The shows are non-verbal and more interested in creating atmospheres than following a particular narrative line. The scenes enhance and create that atmosphere. The atmosphere is linked to the position the audience is placed in. Bedcases features bedtime storybooks, lullabies and dream-like images. Pig will feature a farmyard. Drawings for a show consider the way one scene can develop into another and how we can keep an audience's eyes and imaginations wide open even if they are tucked up in bed! It's important that the design and performance are interlocked and have an equal balance. Music is used as a soundtrack to the shows. We supply our composer Clive Bell with drawings and ideas, he sends us back a tape of musical ideas which we rehearse to and final adjustments in terms of timings are made at the last minute. We like the music to be there at the beginning to help shape the performance.
I probably do about 150 drawings during the genesis of a show. They aren't about designing sets or costumes. They aren't about creating storyboards to be followed slavishly. The design of objects, costumes and sets happens during the making. We work with a fantastic creative engineer called Andy Plant whose impetus for set design is not only how good it looks but also how quick it is to put up and how small it can go so as to fit in a van or a lift.

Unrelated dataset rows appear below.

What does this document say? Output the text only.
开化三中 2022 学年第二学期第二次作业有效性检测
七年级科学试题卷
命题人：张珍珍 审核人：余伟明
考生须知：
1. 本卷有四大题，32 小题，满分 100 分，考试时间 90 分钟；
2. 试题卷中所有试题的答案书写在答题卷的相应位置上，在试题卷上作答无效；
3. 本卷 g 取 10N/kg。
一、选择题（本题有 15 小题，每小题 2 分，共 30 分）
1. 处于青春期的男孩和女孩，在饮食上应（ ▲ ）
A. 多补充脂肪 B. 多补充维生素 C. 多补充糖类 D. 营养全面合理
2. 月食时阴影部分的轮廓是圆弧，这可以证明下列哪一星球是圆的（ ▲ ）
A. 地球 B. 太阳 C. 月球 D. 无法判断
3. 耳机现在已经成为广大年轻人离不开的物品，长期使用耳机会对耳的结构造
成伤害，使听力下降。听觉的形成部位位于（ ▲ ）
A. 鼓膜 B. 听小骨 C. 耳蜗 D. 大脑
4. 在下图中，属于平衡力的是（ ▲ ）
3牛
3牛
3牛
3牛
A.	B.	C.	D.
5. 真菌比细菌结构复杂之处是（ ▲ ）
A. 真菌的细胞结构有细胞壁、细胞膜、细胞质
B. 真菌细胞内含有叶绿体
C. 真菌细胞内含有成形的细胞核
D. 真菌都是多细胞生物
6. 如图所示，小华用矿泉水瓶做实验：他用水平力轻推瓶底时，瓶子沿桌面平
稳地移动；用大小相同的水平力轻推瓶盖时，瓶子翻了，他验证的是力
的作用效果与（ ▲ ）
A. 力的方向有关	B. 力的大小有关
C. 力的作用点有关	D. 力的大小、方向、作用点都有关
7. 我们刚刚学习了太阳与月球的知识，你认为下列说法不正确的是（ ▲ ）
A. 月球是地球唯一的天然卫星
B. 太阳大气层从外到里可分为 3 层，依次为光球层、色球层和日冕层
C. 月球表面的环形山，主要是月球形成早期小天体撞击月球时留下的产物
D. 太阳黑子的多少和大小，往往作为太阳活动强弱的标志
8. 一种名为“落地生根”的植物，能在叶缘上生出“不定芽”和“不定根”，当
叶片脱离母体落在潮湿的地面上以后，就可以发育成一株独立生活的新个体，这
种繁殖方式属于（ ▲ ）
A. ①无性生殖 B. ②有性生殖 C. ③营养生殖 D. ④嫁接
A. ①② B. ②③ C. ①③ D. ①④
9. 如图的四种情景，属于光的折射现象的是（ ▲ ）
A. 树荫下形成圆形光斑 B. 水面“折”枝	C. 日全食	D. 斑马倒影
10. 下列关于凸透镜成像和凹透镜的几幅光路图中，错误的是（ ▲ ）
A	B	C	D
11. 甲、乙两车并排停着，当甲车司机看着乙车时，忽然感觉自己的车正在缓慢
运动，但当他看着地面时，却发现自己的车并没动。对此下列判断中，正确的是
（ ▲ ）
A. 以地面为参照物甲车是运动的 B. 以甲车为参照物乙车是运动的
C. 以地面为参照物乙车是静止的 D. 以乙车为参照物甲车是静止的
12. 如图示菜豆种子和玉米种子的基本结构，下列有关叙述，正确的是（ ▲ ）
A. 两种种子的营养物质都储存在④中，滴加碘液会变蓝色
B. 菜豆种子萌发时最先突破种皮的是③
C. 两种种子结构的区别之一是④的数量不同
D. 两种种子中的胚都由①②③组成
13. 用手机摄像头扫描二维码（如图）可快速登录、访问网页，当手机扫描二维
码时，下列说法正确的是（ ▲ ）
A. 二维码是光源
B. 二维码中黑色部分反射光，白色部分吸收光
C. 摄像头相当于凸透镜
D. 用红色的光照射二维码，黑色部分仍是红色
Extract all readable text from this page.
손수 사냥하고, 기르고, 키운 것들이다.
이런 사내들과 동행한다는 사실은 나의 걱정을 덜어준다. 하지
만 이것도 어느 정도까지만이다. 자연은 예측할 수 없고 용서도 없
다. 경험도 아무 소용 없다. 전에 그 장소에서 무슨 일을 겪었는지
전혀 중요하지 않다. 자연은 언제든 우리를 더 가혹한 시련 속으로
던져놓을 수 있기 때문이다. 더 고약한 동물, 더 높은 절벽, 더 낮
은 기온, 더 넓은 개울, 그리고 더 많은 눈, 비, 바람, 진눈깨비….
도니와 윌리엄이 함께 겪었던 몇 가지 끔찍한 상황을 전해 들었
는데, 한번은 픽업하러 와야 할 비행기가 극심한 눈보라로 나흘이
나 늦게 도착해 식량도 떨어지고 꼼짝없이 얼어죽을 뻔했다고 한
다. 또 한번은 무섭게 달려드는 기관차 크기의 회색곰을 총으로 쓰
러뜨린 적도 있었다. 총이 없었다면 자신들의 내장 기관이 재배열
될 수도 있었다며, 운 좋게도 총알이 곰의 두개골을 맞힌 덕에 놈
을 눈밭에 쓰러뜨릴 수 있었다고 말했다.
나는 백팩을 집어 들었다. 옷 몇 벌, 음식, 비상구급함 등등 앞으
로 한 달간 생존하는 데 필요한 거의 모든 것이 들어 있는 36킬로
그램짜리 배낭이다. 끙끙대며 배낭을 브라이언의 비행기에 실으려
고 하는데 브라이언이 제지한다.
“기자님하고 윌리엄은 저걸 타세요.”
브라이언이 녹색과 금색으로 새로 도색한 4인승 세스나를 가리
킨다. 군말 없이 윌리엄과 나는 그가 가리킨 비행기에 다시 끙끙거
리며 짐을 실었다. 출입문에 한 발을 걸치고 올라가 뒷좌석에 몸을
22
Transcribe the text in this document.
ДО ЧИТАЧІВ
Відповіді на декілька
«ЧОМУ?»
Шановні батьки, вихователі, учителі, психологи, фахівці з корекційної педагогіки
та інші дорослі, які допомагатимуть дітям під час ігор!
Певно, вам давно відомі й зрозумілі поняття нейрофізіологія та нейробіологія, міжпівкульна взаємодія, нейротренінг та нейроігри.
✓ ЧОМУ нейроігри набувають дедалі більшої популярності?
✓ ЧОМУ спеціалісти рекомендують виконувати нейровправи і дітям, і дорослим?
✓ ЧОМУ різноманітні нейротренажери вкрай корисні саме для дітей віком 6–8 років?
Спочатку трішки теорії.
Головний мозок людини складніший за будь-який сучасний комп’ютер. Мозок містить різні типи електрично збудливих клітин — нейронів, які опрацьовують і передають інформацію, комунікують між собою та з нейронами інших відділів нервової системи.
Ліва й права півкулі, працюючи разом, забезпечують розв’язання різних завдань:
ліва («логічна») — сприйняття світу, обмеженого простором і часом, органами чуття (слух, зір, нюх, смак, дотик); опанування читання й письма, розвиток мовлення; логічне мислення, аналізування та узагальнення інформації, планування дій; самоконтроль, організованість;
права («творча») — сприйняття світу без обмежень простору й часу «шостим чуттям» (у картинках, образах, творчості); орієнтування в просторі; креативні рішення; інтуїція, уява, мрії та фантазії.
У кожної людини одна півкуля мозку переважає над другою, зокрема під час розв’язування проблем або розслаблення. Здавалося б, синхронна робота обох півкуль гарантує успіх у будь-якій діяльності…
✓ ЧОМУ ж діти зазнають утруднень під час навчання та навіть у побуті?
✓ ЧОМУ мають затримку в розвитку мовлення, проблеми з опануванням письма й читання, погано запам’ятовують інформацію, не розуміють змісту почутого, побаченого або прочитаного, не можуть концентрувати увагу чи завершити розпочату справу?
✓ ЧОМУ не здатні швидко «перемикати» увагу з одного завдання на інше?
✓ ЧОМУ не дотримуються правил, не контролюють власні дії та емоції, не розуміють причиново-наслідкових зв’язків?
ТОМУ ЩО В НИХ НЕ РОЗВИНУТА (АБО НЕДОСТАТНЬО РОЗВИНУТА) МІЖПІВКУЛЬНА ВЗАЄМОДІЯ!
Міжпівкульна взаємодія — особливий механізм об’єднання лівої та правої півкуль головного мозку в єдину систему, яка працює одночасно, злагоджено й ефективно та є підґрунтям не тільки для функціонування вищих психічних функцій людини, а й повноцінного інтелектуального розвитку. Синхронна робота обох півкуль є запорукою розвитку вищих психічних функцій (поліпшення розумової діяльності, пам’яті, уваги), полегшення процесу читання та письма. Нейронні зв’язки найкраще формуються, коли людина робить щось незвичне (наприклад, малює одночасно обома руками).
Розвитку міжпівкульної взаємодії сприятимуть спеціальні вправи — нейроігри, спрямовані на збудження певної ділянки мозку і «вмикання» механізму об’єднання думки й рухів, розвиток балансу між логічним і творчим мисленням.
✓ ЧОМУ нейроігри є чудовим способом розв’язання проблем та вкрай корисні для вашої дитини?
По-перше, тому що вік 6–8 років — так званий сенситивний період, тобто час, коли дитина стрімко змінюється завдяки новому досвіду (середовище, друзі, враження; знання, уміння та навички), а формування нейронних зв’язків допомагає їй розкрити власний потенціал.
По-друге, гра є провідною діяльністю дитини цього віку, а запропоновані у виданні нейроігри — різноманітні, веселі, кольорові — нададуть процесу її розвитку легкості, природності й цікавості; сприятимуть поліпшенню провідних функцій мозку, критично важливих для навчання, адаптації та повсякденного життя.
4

Previous shows of ours took an image like headless people carrying their heads in a cage (the eyes of the heads were able to move and blink) and let them loose on a chaotic street. We had no control of where the crowd stood or whether they experienced the show as a distant image or something that interacted directly with them. The shows were designed so that both options were a possibility.
Our new work creates a contained, intimate world and the effect on its audience is through the contrast between that world and the street outside. A rainy day or a bustling, busy street serves to make that world more vivid and unexpected. In our new work design has become a central consideration. It is completely linked to the performances.
Pig premieres at the Lyric Hammersmith, April 2003, then tours.